The current test setup:
PC-S1 - Source PC - win 11   (baremetal) -  VLAN140
PC-S2 - Source PC - Ubuntu  (VM) -             VLAN210
PC-D1 - Destination PC win 11(baremetal) -  VLAN190
Opnsense (baremetal)

Test results:

VLAN140 disabled all the rules. (NO rules on floating or on vlan140 - all disabled)
Test results -
Started pinging from - PC-S1 - Ping did NOT work -however as soon as i started pinging back form PC-D1 both source and destination can ping each other.

Than i though maybe this is a windows issue, so i tested with an ubuntu (vm) and the same results.

following that, i thought maybe because there are some config on VLAN140 causing the issue even though its disabled. So moved the test to VLAN210 which has no config at all. And again the resutls are the same.

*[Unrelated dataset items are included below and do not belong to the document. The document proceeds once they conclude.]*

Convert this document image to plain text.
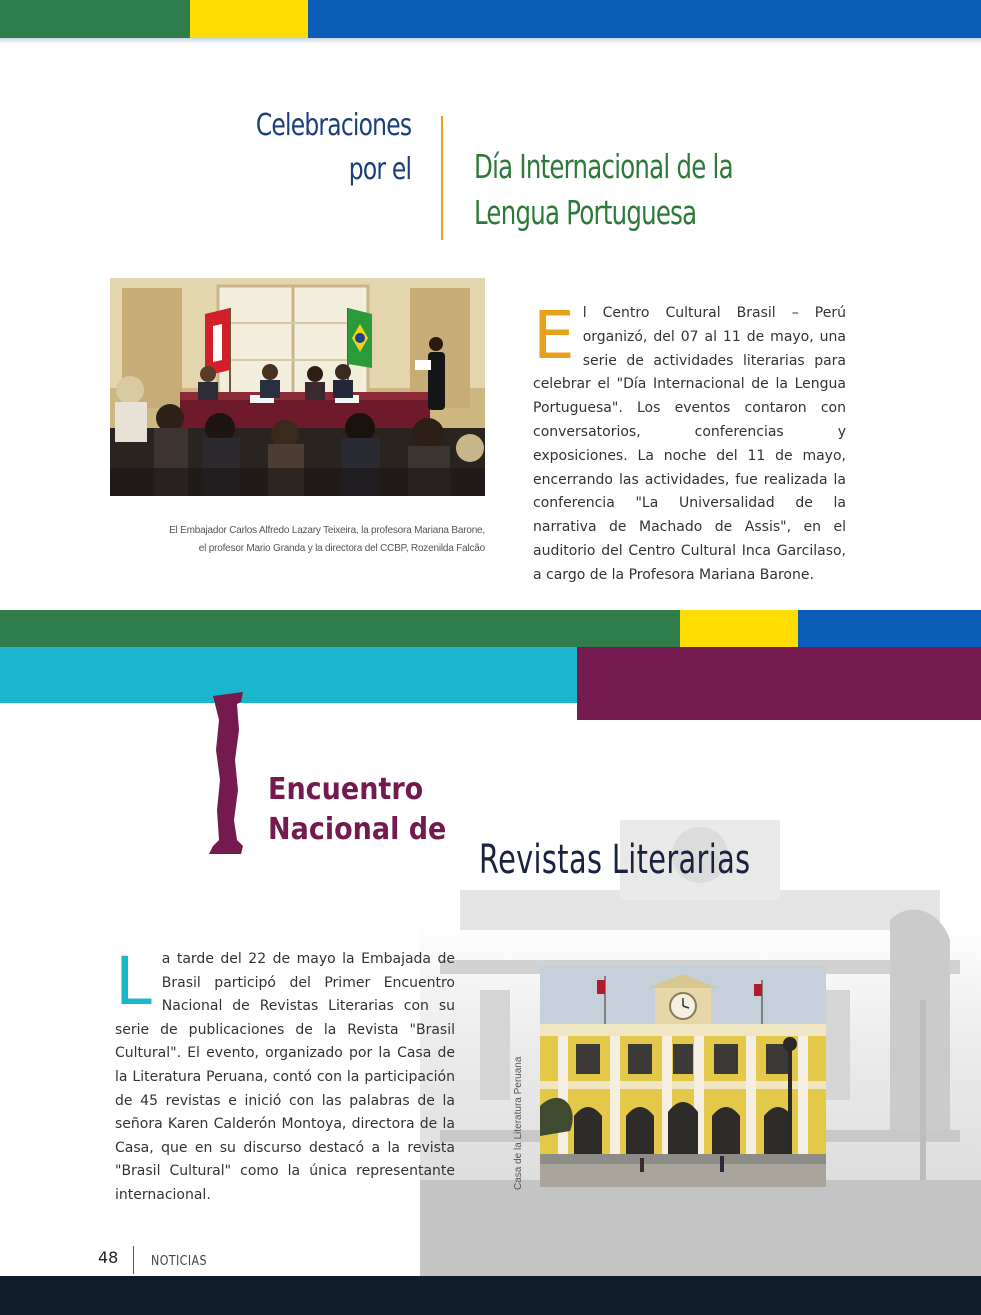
Celebraciones
por el Día Internacional de la
Lengua Portuguesa
El Embajador Carlos Alfredo Lazary Teixeira, la profesora Mariana Barone,
el profesor Mario Granda y la directora del CCBP, Rozenilda Falcão
El Centro Cultural Brasil – Perú organizó, del 07 al 11 de mayo, una serie de actividades literarias para celebrar el "Día Internacional de la Lengua Portuguesa". Los eventos contaron con conversatorios, conferencias y exposiciones. La noche del 11 de mayo, encerrando las actividades, fue realizada la conferencia "La Universalidad de la narrativa de Machado de Assis", en el auditorio del Centro Cultural Inca Garcilaso, a cargo de la Profesora Mariana Barone.
Encuentro
Nacional de
Revistas Literarias
La tarde del 22 de mayo la Embajada de Brasil participó del Primer Encuentro Nacional de Revistas Literarias con su serie de publicaciones de la Revista "Brasil Cultural". El evento, organizado por la Casa de la Literatura Peruana, contó con la participación de 45 revistas e inició con las palabras de la señora Karen Calderón Montoya, directora de la Casa, que en su discurso destacó a la revista "Brasil Cultural" como la única representante internacional.
Casa de la Literatura Peruana
48	NOTICIAS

Some of you requested more basic testing, but i already (I know not the brightest move) switched to opnsense baremetal thinking this is happening due to the FW virtual issue and i wont get the same problem on baremetal, so its not easy to remove all the config again as the household will probably not be happy. Therefore i did the testing while also trying to keep the home internet working.






Quote from: CJ on September 30, 2023, 02:32:46 PM
Are you still using LAN as the parent of all of the VLANs?

Yes.

However, I come across this question couple of times now. Is that not how we supposed to do it?